Kata ‘Al-Hayyu’ ini tidak sama dengan kata ‘Al-Hayyu’ yang tadi. Karena Firman-Nya ‘Al-Hayyu’ adalah khusus nama Allah. sementara firman-Nya, ‘يخرج الحي من الميت’ adalah nama ‘Hayyu’ khusus untuk makhluk. Akan tetapi keduanya satu ketika dikatakan secara umum tidak dikhususkan. Yang dinamai dikatakan secara umum itu tidak berada di luar (jangkauan pikiran). Akan tetapi akal memahami dari keumuman tersebut sesuai dengan kadar kebersamaan diantara dua nama tadi. Ketika dikhusukan, akan mengikat hal itu dimana dapat dibedakan antara kholik dari makhluk dan makhluk dari kholik (pencipta). Hal ini seharusnya (berlaku) untuk semua nama dan sifat Allah. difahami darinya apa yang menunjukkan (arti nama) itu dari sisi kesamaan dan kesatuan.
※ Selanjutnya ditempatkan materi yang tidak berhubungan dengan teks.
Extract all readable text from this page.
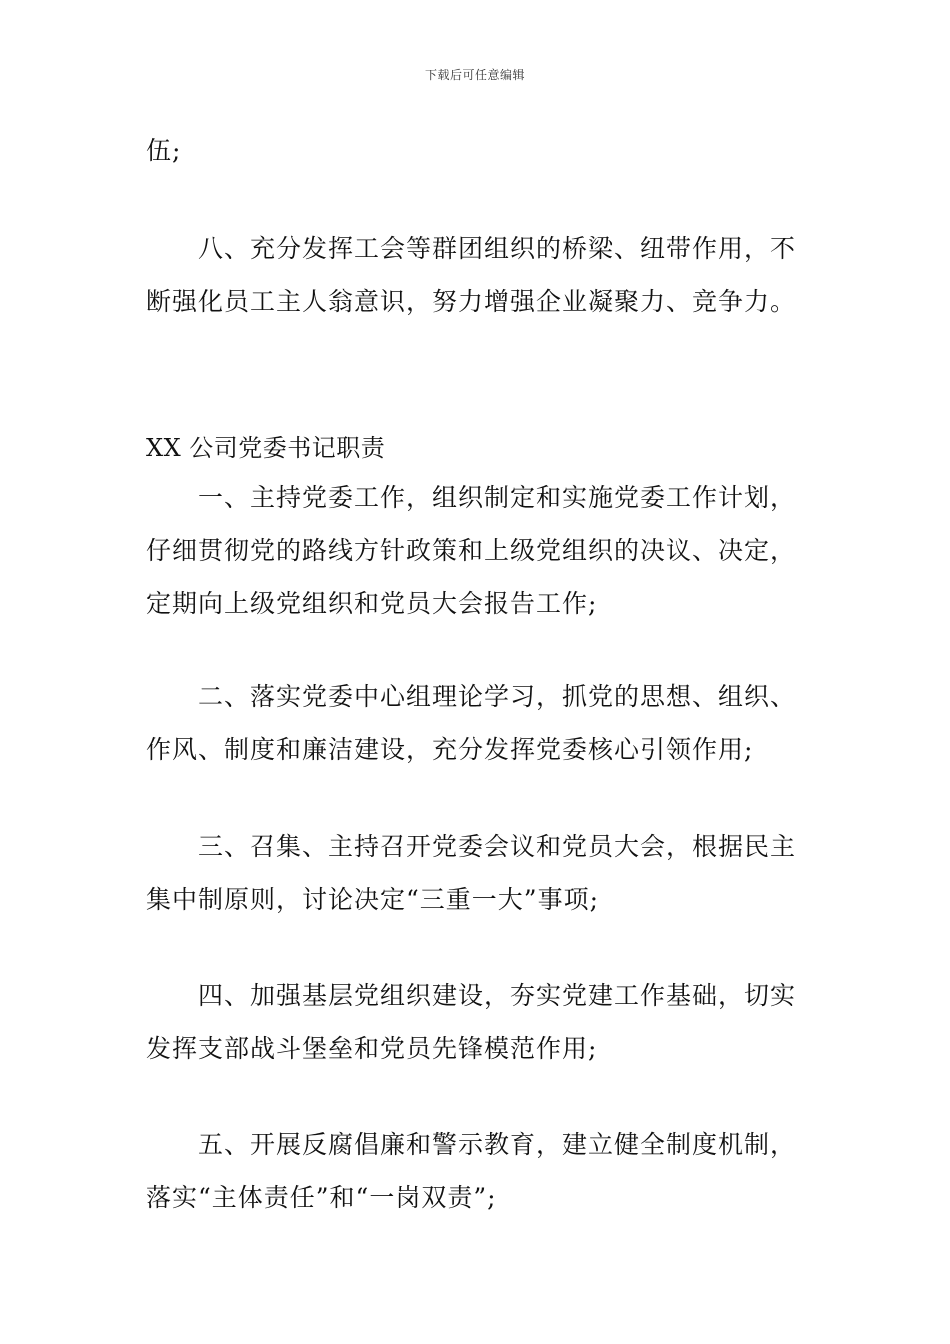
下载后可任意编辑
伍;
八、充分发挥工会等群团组织的桥梁、纽带作用，不
断强化员工主人翁意识，努力增强企业凝聚力、竞争力。
XX 公司党委书记职责
一、主持党委工作，组织制定和实施党委工作计划，
仔细贯彻党的路线方针政策和上级党组织的决议、决定，
定期向上级党组织和党员大会报告工作;
二、落实党委中心组理论学习，抓党的思想、组织、
作风、制度和廉洁建设，充分发挥党委核心引领作用;
三、召集、主持召开党委会议和党员大会，根据民主
集中制原则，讨论决定“三重一大”事项;
四、加强基层党组织建设，夯实党建工作基础，切实
发挥支部战斗堡垒和党员先锋模范作用;
五、开展反腐倡廉和警示教育，建立健全制度机制，
落实“主体责任”和“一岗双责”;
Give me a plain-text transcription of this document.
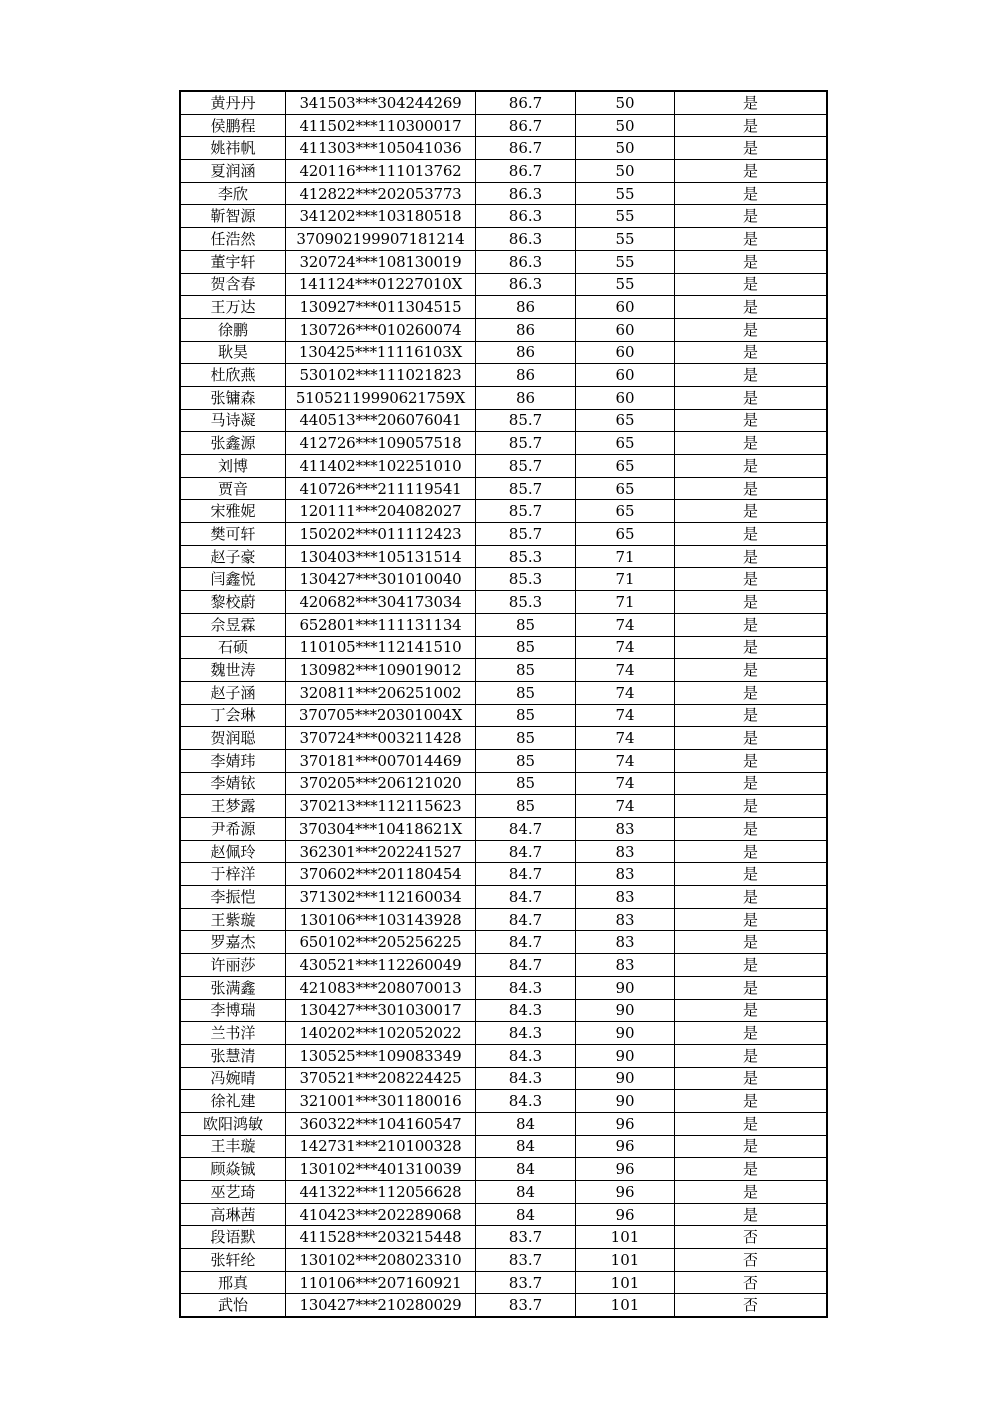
黄丹丹	341503***304244269	86.7	50	是
侯鹏程	411502***110300017	86.7	50	是
姚祎帆	411303***105041036	86.7	50	是
夏润涵	420116***111013762	86.7	50	是
李欣	412822***202053773	86.3	55	是
靳智源	341202***103180518	86.3	55	是
任浩然	370902199907181214	86.3	55	是
董宇轩	320724***108130019	86.3	55	是
贺含春	141124***01227010X	86.3	55	是
王万达	130927***011304515	86	60	是
徐鹏	130726***010260074	86	60	是
耿昊	130425***11116103X	86	60	是
杜欣燕	530102***111021823	86	60	是
张镛森	51052119990621759X	86	60	是
马诗凝	440513***206076041	85.7	65	是
张鑫源	412726***109057518	85.7	65	是
刘博	411402***102251010	85.7	65	是
贾音	410726***211119541	85.7	65	是
宋雅妮	120111***204082027	85.7	65	是
樊可轩	150202***011112423	85.7	65	是
赵子豪	130403***105131514	85.3	71	是
闫鑫悦	130427***301010040	85.3	71	是
黎校蔚	420682***304173034	85.3	71	是
佘昱霖	652801***111131134	85	74	是
石硕	110105***112141510	85	74	是
魏世涛	130982***109019012	85	74	是
赵子涵	320811***206251002	85	74	是
丁会琳	370705***20301004X	85	74	是
贺润聪	370724***003211428	85	74	是
李婧玮	370181***007014469	85	74	是
李婧铱	370205***206121020	85	74	是
王梦露	370213***112115623	85	74	是
尹希源	370304***10418621X	84.7	83	是
赵佩玲	362301***202241527	84.7	83	是
于梓洋	370602***201180454	84.7	83	是
李振恺	371302***112160034	84.7	83	是
王紫璇	130106***103143928	84.7	83	是
罗嘉杰	650102***205256225	84.7	83	是
许丽莎	430521***112260049	84.7	83	是
张满鑫	421083***208070013	84.3	90	是
李博瑞	130427***301030017	84.3	90	是
兰书洋	140202***102052022	84.3	90	是
张慧清	130525***109083349	84.3	90	是
冯婉晴	370521***208224425	84.3	90	是
徐礼建	321001***301180016	84.3	90	是
欧阳鸿敏	360322***104160547	84	96	是
王丰璇	142731***210100328	84	96	是
顾焱铖	130102***401310039	84	96	是
巫艺琦	441322***112056628	84	96	是
高琳茜	410423***202289068	84	96	是
段语默	411528***203215448	83.7	101	否
张轩纶	130102***208023310	83.7	101	否
邢真	110106***207160921	83.7	101	否
武怡	130427***210280029	83.7	101	否
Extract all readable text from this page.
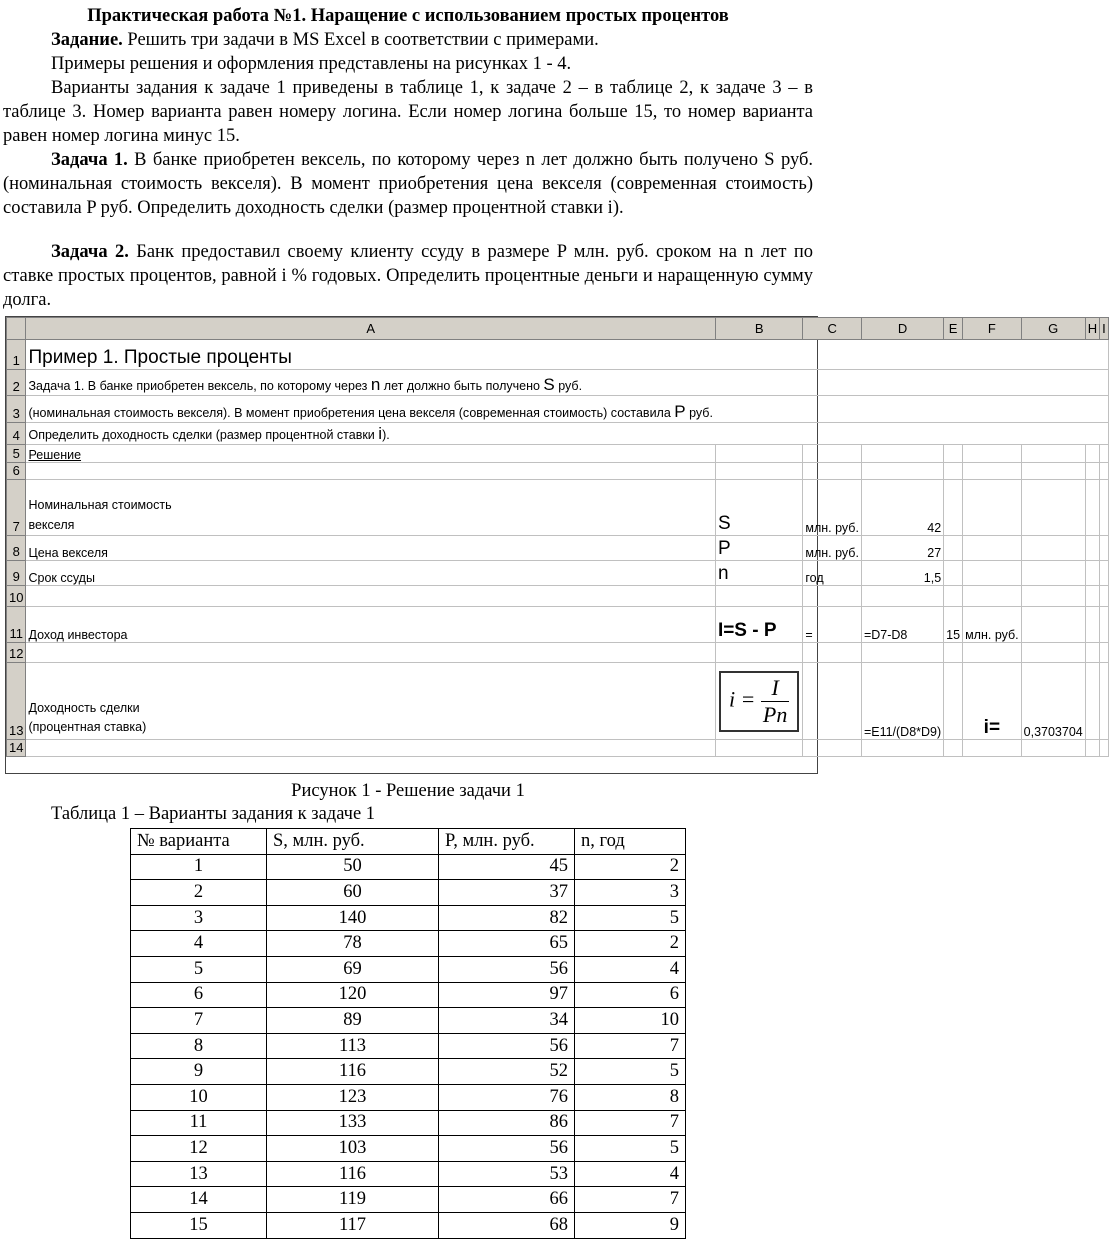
Практическая работа №1. Наращение с использованием простых процентов
Задание. Решить три задачи в MS Excel в соответствии с примерами.
Примеры решения и оформления представлены на рисунках 1 - 4.
Варианты задания к задаче 1 приведены в таблице 1, к задаче 2 – в таблице 2, к задаче 3 – в таблице 3. Номер варианта равен номеру логина. Если номер логина больше 15, то номер варианта равен номер логина минус 15.
Задача 1. В банке приобретен вексель, по которому через n лет должно быть получено S руб. (номинальная стоимость векселя). В момент приобретения цена векселя (современная стоимость) составила P руб. Определить доходность сделки (размер процентной ставки i).
Задача 2. Банк предоставил своему клиенту ссуду в размере P млн. руб. сроком на n лет по ставке простых процентов, равной i % годовых. Определить процентные деньги и наращенную сумму долга.
	A	B	C	D	E	F	G	H	I
1	Пример 1. Простые проценты								
2	Задача 1. В банке приобретен вексель, по которому через n лет должно быть получено S руб.								
3	(номинальная стоимость векселя). В момент приобретения цена векселя (современная стоимость) составила P руб.								
4	Определить доходность сделки (размер процентной ставки i).								
5	Решение								
6									
7	Номинальная стоимость
векселя	S	млн. руб.	42					
8	Цена векселя	P	млн. руб.	27					
9	Срок ссуды	n	год	1,5					
10									
11	Доход инвестора	I=S - P	=	=D7-D8	15	млн. руб.			
12									
13	Доходность сделки
(процентная ставка)	$i = \frac{I}{Pn}$		=E11/(D8*D9)		i=	0,3703704		
14									
Рисунок 1 - Решение задачи 1
Таблица 1 – Варианты задания к задаче 1
№ варианта	S, млн. руб.	P, млн. руб.	n, год
1	50	45	2
2	60	37	3
3	140	82	5
4	78	65	2
5	69	56	4
6	120	97	6
7	89	34	10
8	113	56	7
9	116	52	5
10	123	76	8
11	133	86	7
12	103	56	5
13	116	53	4
14	119	66	7
15	117	68	9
Apa yang ditunjukkan dari penyandaran dan pengkhususan itu sebagai penghalang kesamaan makhluk dengan kholik dari sesuatu yang menjadi ciri kekhususan-Nya subhanahu Wa Ta’ala. Maka menamai dirinya dengan ‘Al-Mukmin AL-Muhaimin’ dan sebagian hamba-Nya dinamai dengan AL-Mukmin’ dalam firman-Nya:

{ أفمن كان مؤمنا كمن كان فاسقا لا يستوون } 

“Apakah orang-orang beriman itu sama dengan orang-orang yang fasik? Mereka tidak sama.’ SQ. As-Sajdah: 18. Maka nama ‘Al-Mukmin’ disini tidak sama dengan nama ‘Al-Mukmin’ tadi. Selesai ‘Majmu’ Fatawa. 3/10-12 dengan ringkasan.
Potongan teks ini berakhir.